CONSTITUTION DU 4 OCTOBRE 1958

ONZIÈME LÉGISLATURE

Enregistré à la Présidence de l'Assemblée nationale le 2 décembre 1998.

RAPPORT

FAIT

AU NOM DE LA COMMISSION DES AFFAIRES ÉTRANGÈRES (1) SUR LA PROPOSITION DE RÉSOLUTION (n° 1183), de M. Jean-Jacques GUILLET et Mme Bernadette ISAAC-SIBILLE sur la proposition de décision du Conseil concernant la conclusion de l'accord de coopération scientifique et technique entre la Communauté européenne et l'Etat d'Israël (COM [98] 457 final/n° E 1147) ,

PAR Mme BERNADETTE ISAAC-SIBILLE,

Députée

--

(1) La composition de cette commission figure au verso de la présente page.

Politiques communautaires

La Commission des Affaires étrangères est composée de : M. Jack Lang, président ; MM. Georges Hage, Jean-Bernard Raimond, Roger-Gérard Schwartzenberg, vice-présidents ; M. Roland Blum, Mme Monique Collange, M. René Rouquet, secrétaires ; Mmes Michèle Alliot-Marie, Nicole Ameline, M. René André, Mmes Marie-Hélène Aubert, Martine Aurillac, MM. Edouard Balladur, Raymond Barre, Dominique Baudis, François Bayrou, Henri Bertholet, Jean-Louis Bianco, André Billardon, André Borel, Bernard Bosson, Pierre Brana, Jean-Christophe Cambadélis, Hervé de Charette, MM. Yves Dauge, Patrick Delnatte, Jean-Marie Demange, Xavier Deniau, Jacques Desallangre, Paul Dhaille, Mme Laurence Dumont, MM. Jean-Paul Dupré, Charles Ehrmann, Jean Espilondo, Jean-Michel Ferrand, Georges Frêche, Jean-Yves Gateaud, Jean Gaubert, Valéry Giscard d'Estaing, Jacques Godfrain, Pierre Goldberg, François Guillaume, Jean-Jacques Guillet, Robert Hue, Mme Bernadette Isaac-Sibille, MM. Didier Julia, Alain Juppé, André Labarrère, Gilbert Le Bris, Jean-Yves Le Déaut, Jean-Claude Lefort, François Léotard, Pierre Lequiller, François Loncle, Bernard Madrelle, René Mangin, Jean-Paul Mariot, Gilbert Maurer, Charles Millon, Mme Louise Moreau, M. Jacques Myard, Mme Françoise de Panafieu, MM. Etienne Pinte, Marc Reymann, Jean Rigal, Mme Yvette Roudy, MM.  Henri Sicre, Mme Christiane Taubira-Delannon, MM. Michel Terrot, Joseph Tyrode, Michel Vauzelle, Aloyse Warhouver.

Mesdames, Messieurs,

En application de l'article 88-4 de la Constitution, M. Jean-Jacques Guillet et votre Rapporteur ont déposé une proposition de résolution sur un acte communautaire en instance d'adoption par le Conseil des ministres de la Communauté : l'accord de coopération scientifique et technique entre la Communauté européenne et Israël.

En application de l'article 151-2 du Règlement de l'Assemblée nationale, le Président du groupe UDF, M. Philippe Douste-Blazy, a demandé à la Commission des Affaires étrangères d'examiner cette proposition.

La Commission des Affaires étrangères peut rejeter, amender ou adopter sans modification le texte de cette proposition.
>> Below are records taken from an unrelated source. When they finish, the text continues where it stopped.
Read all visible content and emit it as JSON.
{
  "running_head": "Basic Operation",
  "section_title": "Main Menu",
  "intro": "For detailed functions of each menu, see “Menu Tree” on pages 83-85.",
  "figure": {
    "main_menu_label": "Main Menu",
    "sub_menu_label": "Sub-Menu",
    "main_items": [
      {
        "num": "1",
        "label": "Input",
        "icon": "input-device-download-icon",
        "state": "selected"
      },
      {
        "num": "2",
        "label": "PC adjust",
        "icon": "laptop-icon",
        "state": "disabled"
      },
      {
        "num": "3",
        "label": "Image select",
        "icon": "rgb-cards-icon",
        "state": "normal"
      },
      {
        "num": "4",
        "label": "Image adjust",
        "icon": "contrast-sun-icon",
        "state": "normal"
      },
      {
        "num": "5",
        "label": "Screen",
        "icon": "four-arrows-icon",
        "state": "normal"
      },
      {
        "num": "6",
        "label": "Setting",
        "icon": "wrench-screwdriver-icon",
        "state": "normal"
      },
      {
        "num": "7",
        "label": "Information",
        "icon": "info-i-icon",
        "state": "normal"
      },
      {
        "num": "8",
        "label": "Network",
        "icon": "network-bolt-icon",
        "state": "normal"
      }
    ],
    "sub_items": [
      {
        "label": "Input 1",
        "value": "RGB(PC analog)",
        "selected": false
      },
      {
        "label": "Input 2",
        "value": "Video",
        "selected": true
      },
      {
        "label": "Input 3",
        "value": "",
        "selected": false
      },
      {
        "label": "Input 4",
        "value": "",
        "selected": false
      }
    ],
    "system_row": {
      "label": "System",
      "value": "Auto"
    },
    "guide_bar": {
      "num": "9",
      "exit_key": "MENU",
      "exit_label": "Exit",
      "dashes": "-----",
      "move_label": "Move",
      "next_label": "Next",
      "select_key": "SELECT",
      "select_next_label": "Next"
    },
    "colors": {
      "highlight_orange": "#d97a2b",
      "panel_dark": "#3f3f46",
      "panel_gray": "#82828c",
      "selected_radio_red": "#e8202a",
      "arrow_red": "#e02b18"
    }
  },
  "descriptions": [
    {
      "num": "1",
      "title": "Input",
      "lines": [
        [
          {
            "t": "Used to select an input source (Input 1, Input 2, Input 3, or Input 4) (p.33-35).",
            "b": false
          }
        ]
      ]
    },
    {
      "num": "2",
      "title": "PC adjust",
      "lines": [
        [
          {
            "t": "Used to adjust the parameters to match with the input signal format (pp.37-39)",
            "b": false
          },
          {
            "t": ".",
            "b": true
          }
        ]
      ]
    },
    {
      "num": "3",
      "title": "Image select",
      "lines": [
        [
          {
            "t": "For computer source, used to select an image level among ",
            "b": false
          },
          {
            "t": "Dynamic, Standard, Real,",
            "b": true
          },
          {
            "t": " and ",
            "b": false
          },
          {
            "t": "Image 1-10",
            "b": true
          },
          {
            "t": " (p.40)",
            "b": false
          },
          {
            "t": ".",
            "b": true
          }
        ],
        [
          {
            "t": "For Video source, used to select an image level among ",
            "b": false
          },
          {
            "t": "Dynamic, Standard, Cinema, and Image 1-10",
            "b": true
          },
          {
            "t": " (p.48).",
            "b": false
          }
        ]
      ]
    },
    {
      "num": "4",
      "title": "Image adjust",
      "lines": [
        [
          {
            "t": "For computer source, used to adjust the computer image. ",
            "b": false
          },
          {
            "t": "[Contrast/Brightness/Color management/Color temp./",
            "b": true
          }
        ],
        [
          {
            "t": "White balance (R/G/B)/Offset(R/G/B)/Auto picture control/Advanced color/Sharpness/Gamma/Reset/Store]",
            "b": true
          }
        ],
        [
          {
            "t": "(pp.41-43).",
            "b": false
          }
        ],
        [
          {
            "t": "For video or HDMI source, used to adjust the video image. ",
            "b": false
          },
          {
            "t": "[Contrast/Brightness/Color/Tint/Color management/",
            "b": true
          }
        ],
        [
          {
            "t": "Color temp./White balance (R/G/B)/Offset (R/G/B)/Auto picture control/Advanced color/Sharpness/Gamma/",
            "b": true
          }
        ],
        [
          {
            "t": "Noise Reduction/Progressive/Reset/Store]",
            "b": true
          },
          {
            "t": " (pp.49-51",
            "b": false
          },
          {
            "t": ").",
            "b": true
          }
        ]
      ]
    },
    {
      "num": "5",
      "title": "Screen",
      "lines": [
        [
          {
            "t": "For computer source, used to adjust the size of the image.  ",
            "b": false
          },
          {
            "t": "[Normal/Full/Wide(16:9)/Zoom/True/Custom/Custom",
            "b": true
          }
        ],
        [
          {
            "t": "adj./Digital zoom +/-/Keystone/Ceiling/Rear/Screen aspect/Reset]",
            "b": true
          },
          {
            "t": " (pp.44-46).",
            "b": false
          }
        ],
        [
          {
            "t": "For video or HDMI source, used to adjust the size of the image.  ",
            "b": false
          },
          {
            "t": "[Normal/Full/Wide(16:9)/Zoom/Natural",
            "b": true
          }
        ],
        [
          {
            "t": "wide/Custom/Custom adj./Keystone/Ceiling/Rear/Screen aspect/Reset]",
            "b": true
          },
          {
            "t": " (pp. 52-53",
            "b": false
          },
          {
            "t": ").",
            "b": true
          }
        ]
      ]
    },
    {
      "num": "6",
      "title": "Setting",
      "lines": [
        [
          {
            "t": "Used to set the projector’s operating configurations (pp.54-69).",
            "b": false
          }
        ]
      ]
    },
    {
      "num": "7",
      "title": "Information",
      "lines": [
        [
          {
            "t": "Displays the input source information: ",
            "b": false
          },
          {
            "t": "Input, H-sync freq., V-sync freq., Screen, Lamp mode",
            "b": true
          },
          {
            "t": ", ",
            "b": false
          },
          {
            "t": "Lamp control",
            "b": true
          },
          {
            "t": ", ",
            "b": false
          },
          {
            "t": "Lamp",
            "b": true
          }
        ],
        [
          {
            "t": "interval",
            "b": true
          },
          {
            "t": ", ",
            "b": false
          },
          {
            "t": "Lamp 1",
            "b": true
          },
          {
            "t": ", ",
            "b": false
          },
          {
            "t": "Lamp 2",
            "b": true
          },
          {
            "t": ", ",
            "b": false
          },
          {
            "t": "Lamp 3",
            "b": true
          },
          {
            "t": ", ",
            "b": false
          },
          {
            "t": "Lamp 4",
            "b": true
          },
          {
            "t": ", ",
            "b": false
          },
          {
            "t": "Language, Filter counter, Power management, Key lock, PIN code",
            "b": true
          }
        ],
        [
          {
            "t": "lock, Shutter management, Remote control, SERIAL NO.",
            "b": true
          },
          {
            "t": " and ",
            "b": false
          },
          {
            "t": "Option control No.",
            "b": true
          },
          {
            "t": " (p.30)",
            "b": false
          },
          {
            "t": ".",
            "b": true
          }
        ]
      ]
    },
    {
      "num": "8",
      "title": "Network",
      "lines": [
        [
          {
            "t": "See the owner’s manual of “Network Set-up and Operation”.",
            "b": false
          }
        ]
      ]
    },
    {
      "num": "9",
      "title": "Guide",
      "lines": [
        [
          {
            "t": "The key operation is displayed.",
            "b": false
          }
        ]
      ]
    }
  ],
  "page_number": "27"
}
En cas d'adoption, ce texte sera définitif à moins que son inscription à l'ordre du jour ne soit demandée par le Gouvernement, le président d'un groupe, le président d'une commission permanente ou le président de la Délégation pour l'Union européenne.

La Commission des Affaires étrangères a eu l'occasion d'examiner récemment l'état du processus de paix après la signature du mémorandum de Wye River et l'état des relations entre l'Union européenne et Israël.

Le 4 novembre dernier, notre Commission a en effet examiné le rapport d'information de M. Henri Bertholet 11) relatif à une mission en Israël et dans les Territoires autonomes qui s'était déroulée du 13 au 18 septembre 1998 et à laquelle participait, outre Mme Monique Collange, les deux auteurs de la présente proposition de résolution.

Depuis, le mémorandum de Wye River a tenu une partie de ses promesses. Son entrée en vigueur a été suivie d'effets : un premier redéploiement a été réalisé et l'aéroport de Gaza a été ouvert. En quelques semaines, le processus de paix a davantage progressé qu'au cours des deux dernières années.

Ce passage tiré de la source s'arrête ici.